La présidente de la Commission européenne attend des États membres qu'ils deviennent irréprochables dans la lutte contre la corruption

La Commission européenne veut « se battre pour la démocratie » européenne et la protéger à la fois des dangers extérieurs, mais aussi des « vices qui la corrompent de l’intérieur », a déclaré, mercredi 14 septembre, sa présidente, Ursula von der Leyen. Et un futur paquet révisant le cadre européen anti-corruption devra justement mettre ces engagements en musique.

Très attendue par les principaux groupes politiques du PE et alors que la Commission s’apprête à prendre une décision sur le règlement de la conditionnalité des fonds européens concernant la Hongrie, la présidente a assuré les élus de sa volonté de renforcer « l’indépendance du [système] judiciaire et la protection de notre budget ».

La Commission exigeant des pays candidats à l’UE qu’ils soient irréprochables sur le plan de l’État de droit ou de la corruption, elle doit aussi en exiger autant de ses propres membres. « Il faut aussi éradiquer la corruption chez nous » pour être « crédible », a déclaré la présidente, qui a annoncé un paquet législatif « pour l’année à venir ».

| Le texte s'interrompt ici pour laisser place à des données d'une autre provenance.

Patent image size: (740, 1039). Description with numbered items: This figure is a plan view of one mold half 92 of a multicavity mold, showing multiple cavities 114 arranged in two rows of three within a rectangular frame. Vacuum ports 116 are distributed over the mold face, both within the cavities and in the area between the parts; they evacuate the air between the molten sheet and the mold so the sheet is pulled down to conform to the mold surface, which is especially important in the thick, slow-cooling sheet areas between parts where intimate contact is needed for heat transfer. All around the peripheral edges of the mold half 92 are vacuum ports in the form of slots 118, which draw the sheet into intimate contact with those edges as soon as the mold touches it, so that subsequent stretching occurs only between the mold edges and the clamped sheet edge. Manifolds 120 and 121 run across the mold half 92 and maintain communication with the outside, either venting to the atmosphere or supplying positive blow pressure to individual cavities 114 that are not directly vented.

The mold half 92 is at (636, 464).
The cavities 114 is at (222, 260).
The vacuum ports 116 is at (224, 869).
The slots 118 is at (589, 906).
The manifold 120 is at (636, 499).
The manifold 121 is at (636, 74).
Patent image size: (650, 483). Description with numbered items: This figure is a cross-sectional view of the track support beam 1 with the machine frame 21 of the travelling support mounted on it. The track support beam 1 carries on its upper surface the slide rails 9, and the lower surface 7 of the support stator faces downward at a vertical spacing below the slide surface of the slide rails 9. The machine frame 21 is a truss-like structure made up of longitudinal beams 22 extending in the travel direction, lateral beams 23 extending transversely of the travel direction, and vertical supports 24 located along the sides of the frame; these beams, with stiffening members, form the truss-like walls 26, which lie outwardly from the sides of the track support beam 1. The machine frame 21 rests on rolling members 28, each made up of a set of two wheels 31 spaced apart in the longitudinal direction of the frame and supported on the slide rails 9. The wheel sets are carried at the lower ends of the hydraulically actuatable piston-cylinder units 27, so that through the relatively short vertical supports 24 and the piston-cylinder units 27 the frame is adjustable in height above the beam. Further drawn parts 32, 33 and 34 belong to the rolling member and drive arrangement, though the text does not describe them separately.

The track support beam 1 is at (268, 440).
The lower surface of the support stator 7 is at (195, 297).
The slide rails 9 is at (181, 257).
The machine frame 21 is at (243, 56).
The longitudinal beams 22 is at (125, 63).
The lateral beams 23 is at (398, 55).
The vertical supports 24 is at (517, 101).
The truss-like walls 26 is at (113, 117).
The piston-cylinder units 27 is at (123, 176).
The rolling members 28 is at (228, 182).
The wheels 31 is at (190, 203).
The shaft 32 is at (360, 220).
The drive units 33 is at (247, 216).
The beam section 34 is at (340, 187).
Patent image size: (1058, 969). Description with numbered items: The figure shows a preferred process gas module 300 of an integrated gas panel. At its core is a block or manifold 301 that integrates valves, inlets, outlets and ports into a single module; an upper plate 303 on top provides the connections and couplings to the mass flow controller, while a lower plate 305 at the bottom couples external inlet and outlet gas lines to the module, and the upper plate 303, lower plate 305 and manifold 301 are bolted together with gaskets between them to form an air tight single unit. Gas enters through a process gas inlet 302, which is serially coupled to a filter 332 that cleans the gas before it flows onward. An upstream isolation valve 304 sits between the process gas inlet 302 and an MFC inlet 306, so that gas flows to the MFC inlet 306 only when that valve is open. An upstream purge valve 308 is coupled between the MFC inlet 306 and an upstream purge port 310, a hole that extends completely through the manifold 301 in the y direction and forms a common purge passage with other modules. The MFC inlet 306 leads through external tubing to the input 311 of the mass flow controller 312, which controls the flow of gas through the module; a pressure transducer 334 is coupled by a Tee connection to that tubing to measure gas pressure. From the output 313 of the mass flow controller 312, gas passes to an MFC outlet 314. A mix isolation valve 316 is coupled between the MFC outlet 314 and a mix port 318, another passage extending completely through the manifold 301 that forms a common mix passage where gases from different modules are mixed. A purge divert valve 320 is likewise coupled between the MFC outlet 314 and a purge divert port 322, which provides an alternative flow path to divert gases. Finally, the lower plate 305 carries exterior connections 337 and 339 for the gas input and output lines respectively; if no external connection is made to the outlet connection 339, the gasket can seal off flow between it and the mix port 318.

Ce paquet aura pour objet de lutter à la fois contre les interférences étrangères et la façon dont certaines puissances essaient financièrement « d’influencer notre système politique » avec « des institutions douteuses qui abusent de fonds publics », a-t-elle poursuivi.

Les règles européennes sur la lutte contre la corruption seront ainsi revues à la lumière de ces menaces, la Commission ayant le projet de revoir la définition des délits de trafic d’influence, d’enrichissement illicite, d’abus de pouvoir, a-t-elle expliqué. Il s’agira aussi d’élargir la définition de « corruption par pots-de-vin ».

Sur le plan extérieur, la corruption sera aussi introduite dans le régime de sanctions pour violations des droits humains, a-t-elle encore indiqué.

Ces propositions ont été bien accueillies au PE, notamment par le Français Stéphane Séjourné, chef de file du groupe Renew Europe. L’État de droit et les valeurs européennes « doivent être notre boussole », a-t-il déclaré. « Pas un centime ne doit par ailleurs aller à Viktor Orbán », dont le gouvernement relaie notamment « la propagande russe ». « On compte sur vous ! », a-t-il lancé à la présidente.

« L'UE doit prendre position contre les forces antidémocratiques », a commenté de son côté Ska Keller, la coprésidente allemande des Verts/ALE. Tout en saluant les « paroles fortes » d’Ursula von der Leyen sur l’État de droit, elle a considéré qu’une « action plus décisive » est nécessaire et que l'UE « a les outils pour concrétiser » cet engagement.